To the post at hand, some animals mate for life, some copulate and leave. We believe that all of it is based on the best strategy for survival. To that, I will offer this illustration: imagine a man who sneaks around, finds baby girls in their cradles, takes them out and copulates with them. That sounds horrific, but it is what ermine do. The pups become pregnant, and the fetus within them grows as the pups do. We assume this is a superior strategy for animals that face the problems that ermine do.

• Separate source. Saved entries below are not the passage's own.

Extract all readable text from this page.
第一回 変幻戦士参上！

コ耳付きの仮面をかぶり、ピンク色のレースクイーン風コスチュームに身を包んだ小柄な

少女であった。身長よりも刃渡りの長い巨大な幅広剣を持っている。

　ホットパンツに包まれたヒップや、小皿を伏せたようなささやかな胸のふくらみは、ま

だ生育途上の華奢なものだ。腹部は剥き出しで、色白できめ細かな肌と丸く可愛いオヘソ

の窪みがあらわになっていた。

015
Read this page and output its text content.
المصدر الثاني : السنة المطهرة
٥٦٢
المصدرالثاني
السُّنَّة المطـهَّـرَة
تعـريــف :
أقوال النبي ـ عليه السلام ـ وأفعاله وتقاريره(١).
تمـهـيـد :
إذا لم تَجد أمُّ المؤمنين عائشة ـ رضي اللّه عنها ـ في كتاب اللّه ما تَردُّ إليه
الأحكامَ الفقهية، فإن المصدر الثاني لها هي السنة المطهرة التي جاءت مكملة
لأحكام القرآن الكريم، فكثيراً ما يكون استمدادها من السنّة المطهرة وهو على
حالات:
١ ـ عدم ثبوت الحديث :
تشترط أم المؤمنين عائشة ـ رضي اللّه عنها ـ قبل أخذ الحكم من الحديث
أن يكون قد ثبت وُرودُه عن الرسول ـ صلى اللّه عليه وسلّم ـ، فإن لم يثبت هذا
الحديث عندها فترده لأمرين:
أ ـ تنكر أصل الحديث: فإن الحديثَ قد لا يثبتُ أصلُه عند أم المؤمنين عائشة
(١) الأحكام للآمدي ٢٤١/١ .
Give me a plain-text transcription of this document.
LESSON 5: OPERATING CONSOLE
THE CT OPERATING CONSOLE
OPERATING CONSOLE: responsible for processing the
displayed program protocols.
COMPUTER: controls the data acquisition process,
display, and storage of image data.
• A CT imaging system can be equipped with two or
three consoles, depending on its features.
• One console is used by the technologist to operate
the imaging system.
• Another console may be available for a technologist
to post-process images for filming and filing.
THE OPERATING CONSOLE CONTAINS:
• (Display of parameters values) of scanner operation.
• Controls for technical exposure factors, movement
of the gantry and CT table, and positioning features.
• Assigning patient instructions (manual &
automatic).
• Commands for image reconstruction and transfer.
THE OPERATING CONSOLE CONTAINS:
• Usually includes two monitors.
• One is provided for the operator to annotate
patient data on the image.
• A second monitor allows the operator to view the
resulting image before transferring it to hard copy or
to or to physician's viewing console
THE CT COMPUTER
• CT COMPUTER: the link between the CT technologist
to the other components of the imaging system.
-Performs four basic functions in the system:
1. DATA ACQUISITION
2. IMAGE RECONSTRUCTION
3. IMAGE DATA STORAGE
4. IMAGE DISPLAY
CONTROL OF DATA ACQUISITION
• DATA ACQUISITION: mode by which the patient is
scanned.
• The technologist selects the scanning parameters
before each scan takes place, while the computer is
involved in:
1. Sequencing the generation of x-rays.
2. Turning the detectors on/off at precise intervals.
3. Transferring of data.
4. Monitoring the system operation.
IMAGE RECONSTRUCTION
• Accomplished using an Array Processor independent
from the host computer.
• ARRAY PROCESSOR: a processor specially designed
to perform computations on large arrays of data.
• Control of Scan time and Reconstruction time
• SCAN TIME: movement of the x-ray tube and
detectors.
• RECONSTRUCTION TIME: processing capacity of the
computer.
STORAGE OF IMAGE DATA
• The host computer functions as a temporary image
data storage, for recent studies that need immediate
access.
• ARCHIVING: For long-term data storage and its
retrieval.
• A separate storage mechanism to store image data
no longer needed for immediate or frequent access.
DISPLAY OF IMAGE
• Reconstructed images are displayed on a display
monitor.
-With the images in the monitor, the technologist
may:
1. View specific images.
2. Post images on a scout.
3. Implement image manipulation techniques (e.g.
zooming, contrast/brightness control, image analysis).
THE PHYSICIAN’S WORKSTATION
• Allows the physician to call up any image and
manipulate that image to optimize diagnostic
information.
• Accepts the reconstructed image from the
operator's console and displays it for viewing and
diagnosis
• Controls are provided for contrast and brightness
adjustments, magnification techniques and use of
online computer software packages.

So the puzzle for me, and the one that I am writing books on, is how do we explain human abuse and horror, and how do we stop it? Because when you see war, and physical and sexual abuse of children, and when they happen all the time in all cultures, as horrible as it is to contemplate we have to assume that at some situations in the past that these strategies were superior to others.
More anon.
*The neuroanatomist is named James Fallon (no relation to the comic). He supports one of the theses for my current book by pointing out that modern dictators fit the definition of psychopaths, in this talk to the Oslo Freedom Forum.
MikeSpartan300
Very challenging thoughts. I am one who takes the side that we were right in using those two atomic bombs, but it is a very hard position to hold with my belief that I am for peace, love, and harmony for all of humanity. Thanks
Bookscrounger
There’s really no way to know, is there? History is where the scientific method completely falls apart. Conditions cannot be exactly recreated, so no experiment can be repeated, and no hypothesis can be tested.
I think the decision we made with the A-bombs is the same any head of state makes fairly regularly: yes, it is a matter of life and death, but also of how many lives, and how many deaths. We hope we made the right decision. But science fails us, there is no way to know.